10/19/12

album of the week: 10.3

Jens Lekman
I Know What Love Isn't
(2012)






why you'll love it:  Clever love songs, nostalgic hi-quality sound
why you'll hate it:  Too melancholy, too simple



For the past ten years, I've found myself enjoying a lot of music I had previously considered unlistenable.  The toughest shell to crack has been "love songs".  In most cases they're insultingly shallow for the subject matter.  Vague overwrought catch phrases sung by people who you could hardly relate to.  Like the concept of love itself, I think most people want to embrace these songs in order to feel like a part of something, rather than be honest with themselves and the world.

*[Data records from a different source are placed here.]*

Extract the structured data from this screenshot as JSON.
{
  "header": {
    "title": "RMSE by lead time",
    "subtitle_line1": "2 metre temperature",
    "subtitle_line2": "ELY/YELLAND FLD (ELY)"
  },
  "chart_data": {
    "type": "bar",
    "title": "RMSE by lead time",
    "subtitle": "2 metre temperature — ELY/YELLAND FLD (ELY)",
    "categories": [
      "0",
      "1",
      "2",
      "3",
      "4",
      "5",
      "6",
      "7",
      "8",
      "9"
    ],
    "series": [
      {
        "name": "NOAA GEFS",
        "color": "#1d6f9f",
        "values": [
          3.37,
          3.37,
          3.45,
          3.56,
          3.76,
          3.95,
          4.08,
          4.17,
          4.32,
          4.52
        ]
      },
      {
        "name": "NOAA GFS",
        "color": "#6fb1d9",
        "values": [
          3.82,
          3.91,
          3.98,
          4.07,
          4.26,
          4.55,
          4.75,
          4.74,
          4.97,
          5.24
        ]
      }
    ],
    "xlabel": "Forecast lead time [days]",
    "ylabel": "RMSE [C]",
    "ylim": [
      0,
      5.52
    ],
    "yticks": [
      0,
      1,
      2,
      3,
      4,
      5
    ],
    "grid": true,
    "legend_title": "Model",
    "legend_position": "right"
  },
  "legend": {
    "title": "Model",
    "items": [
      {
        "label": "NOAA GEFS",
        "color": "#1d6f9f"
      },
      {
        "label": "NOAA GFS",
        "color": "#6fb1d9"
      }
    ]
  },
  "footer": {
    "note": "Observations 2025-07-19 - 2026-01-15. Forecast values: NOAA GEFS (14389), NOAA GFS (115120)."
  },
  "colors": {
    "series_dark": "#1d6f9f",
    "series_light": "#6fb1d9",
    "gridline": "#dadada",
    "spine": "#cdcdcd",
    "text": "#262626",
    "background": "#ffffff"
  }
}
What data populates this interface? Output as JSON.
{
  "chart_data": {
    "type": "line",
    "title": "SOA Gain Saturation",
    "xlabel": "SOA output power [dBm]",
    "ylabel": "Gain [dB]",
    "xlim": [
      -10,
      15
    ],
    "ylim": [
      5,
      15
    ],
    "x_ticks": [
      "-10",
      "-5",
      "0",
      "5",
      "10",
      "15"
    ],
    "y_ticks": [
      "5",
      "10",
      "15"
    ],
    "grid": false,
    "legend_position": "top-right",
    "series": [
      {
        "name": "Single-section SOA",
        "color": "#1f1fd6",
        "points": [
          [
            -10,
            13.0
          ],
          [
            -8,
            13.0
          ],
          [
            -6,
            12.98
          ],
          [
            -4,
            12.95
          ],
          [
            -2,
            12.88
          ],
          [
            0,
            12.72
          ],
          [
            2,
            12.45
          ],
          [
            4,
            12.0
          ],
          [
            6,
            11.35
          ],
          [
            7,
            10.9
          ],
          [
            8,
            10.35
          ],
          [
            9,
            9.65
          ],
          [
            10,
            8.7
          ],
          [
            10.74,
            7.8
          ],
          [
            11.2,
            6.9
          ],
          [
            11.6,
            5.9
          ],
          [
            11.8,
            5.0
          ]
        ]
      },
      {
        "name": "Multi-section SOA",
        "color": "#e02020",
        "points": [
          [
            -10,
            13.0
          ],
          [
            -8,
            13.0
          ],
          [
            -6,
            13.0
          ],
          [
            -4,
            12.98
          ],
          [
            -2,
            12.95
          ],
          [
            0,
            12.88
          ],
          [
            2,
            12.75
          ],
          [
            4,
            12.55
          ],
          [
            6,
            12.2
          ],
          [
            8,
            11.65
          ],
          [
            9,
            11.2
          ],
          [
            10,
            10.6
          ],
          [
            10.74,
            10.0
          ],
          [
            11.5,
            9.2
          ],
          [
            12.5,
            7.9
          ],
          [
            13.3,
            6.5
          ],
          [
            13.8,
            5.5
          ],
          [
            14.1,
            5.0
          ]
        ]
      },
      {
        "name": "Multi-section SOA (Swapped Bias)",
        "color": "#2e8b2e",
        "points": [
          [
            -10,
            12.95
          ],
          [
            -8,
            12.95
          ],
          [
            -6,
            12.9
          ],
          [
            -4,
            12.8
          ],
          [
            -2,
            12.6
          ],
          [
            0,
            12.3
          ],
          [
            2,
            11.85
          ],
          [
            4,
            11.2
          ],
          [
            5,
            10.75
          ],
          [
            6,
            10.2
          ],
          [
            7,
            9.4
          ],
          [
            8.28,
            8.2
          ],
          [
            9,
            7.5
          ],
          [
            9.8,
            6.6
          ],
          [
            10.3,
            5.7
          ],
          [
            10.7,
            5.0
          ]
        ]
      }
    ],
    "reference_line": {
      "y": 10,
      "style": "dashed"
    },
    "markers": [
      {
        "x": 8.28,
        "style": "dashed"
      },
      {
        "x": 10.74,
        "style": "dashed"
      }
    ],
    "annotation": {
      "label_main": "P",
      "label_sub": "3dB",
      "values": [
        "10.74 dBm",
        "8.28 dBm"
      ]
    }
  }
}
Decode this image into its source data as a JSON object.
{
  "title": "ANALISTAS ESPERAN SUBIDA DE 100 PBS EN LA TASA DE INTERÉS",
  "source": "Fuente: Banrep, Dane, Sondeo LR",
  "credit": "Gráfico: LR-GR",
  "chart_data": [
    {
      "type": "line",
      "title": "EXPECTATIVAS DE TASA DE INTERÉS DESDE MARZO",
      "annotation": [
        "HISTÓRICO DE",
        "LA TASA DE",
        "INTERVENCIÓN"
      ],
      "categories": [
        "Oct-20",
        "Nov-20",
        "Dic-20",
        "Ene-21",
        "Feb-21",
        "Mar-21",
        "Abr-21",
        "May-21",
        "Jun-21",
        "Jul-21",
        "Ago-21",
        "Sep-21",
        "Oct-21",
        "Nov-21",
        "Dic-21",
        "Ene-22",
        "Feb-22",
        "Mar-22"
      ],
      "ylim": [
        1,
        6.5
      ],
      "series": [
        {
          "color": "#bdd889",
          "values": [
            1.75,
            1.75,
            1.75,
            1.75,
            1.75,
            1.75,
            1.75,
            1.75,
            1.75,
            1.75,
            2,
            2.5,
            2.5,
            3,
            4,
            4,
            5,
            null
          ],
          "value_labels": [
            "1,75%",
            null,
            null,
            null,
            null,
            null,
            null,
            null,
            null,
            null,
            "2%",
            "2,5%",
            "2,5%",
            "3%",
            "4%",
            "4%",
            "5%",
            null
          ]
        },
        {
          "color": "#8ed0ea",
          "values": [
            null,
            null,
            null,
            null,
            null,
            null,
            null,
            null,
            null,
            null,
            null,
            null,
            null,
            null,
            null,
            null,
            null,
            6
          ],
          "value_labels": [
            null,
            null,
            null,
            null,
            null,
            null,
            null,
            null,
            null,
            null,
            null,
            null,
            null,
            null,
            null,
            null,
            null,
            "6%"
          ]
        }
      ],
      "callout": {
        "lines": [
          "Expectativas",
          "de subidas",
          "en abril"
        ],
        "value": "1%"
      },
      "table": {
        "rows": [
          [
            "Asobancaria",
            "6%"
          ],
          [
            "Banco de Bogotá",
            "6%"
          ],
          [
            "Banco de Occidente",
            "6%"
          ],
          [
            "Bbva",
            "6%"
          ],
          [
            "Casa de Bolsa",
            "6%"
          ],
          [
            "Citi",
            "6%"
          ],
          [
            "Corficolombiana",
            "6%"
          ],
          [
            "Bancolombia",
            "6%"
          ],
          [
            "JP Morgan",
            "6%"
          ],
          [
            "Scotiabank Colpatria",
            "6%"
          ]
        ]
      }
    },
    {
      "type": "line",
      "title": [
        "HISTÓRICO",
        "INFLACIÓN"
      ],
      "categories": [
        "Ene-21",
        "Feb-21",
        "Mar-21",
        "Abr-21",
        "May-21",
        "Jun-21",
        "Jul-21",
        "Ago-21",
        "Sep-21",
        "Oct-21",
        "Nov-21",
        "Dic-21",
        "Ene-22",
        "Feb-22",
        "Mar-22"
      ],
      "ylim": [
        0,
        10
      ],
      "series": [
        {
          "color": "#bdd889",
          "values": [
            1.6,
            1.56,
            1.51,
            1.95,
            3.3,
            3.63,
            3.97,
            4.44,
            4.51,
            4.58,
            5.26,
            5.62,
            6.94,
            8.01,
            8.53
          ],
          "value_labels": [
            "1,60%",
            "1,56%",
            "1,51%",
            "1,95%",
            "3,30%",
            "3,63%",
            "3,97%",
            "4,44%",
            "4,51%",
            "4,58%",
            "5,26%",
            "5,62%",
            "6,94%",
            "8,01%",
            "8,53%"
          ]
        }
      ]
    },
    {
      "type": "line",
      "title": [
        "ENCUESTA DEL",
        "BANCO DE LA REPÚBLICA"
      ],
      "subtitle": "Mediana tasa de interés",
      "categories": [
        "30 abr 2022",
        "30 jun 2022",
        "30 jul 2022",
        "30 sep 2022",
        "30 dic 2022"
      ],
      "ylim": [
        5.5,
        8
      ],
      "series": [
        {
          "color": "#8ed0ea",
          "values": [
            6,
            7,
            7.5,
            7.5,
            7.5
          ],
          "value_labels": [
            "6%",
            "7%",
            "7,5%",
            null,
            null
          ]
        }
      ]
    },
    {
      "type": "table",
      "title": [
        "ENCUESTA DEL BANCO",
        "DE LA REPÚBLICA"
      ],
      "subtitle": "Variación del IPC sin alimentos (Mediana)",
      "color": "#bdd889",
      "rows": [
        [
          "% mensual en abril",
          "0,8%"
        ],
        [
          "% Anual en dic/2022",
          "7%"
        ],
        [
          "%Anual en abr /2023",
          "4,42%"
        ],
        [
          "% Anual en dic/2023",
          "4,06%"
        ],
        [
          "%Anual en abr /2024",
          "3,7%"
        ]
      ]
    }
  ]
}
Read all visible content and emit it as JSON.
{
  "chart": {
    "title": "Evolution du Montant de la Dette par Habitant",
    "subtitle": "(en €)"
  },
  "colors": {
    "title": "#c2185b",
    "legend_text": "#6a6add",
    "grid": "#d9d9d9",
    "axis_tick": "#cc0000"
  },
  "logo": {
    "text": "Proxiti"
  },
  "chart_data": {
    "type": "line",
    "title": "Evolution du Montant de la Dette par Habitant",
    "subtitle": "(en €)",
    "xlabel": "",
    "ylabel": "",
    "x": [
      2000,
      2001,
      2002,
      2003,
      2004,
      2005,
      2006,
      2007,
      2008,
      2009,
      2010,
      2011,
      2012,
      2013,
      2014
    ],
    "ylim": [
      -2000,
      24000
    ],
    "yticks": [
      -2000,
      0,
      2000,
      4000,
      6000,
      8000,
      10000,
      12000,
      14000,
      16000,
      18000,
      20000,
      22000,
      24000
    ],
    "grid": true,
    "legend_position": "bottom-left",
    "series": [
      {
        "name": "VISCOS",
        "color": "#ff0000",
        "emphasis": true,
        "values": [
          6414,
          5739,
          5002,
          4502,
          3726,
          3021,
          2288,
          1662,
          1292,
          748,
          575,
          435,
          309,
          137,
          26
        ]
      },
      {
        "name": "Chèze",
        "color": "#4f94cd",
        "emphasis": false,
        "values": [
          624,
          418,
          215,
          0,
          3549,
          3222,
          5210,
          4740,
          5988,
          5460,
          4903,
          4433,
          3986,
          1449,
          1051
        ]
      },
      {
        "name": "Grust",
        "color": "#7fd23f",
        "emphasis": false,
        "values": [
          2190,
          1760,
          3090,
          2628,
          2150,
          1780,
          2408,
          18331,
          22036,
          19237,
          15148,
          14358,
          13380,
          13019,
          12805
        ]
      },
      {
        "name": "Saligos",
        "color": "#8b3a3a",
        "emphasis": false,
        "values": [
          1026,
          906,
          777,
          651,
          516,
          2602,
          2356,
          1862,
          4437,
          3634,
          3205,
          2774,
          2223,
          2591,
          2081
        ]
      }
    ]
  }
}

Jens Lekman has managed to thread the needle and make honest, clever, and universally relatable love songs, like a select few before him.  He's got the down to earth layman vocabulary and awkward delivery of Jonathan Richman.  He uses humor and specific events told in a way so that it can remind you of a situation of your own, just like Dr. Frank.  All that is here, in Lekman's first album in 5 years.  He prefers sleeping on his arm until it becomes numb, and fooling himself into thinking it's someone else's.  He's constantly hard on himself and never shy to harp on uncharacteristic fits of anger or stupid life decisions.  You may not have specifically messed up a relationship to the point of her wishing you had simply cheated on her instead, or been beaten up over the phrase "get lost"; but Jens has an unbelievable talent to give you that "yeah, I've been there" feeling for so many of his songs. 

As great as it is to have more fantastic lyrics, the enthusiasm of this album is quite lacking.  A healthy dose of kitsch helped make his last album, Night Falls Over Kortedala all the more charming.  Even last year's An Argument With Myself EP had a lot more humor and joy to it.  In I Know What  Love Isn't, Lekman has a much more serious and somber tone, and some cleverness or silliness seems to shine through despite that; as if he doesn't know how to honestly put things any other way.  A lot of this album is thick with 70's / 80's cheese.  Almost like smooth jazz, not too far different from Desroyer's last album.

Night Falls on Kortedala's use of 50's Americana and a theater musical songwriting style enhanced great songs, and made the less interesting songs at the very least, still fun.  On this LP, the songs where Jens doesn't bring his his lyrical A-game are quite flat.  "I Want A Pair of Cowboy Boots" and "She Just Doesn't Want To Be With You" suffer the worst.  

Just like last week's album, I'm glad Jens is back and giving us more music; but this album did not live up to the expectations I had for it.  "The End of The World is Bigger Than Love" is the only song on here I would put alongside his best material from the past.  This guy is still a rare talent, but I think the stripped down and somber approach obscures what he has been capable of at full potential.  I'd still rather have a "so-so" Jens Lekman album, than an entire Jimmy Eat World discography, though.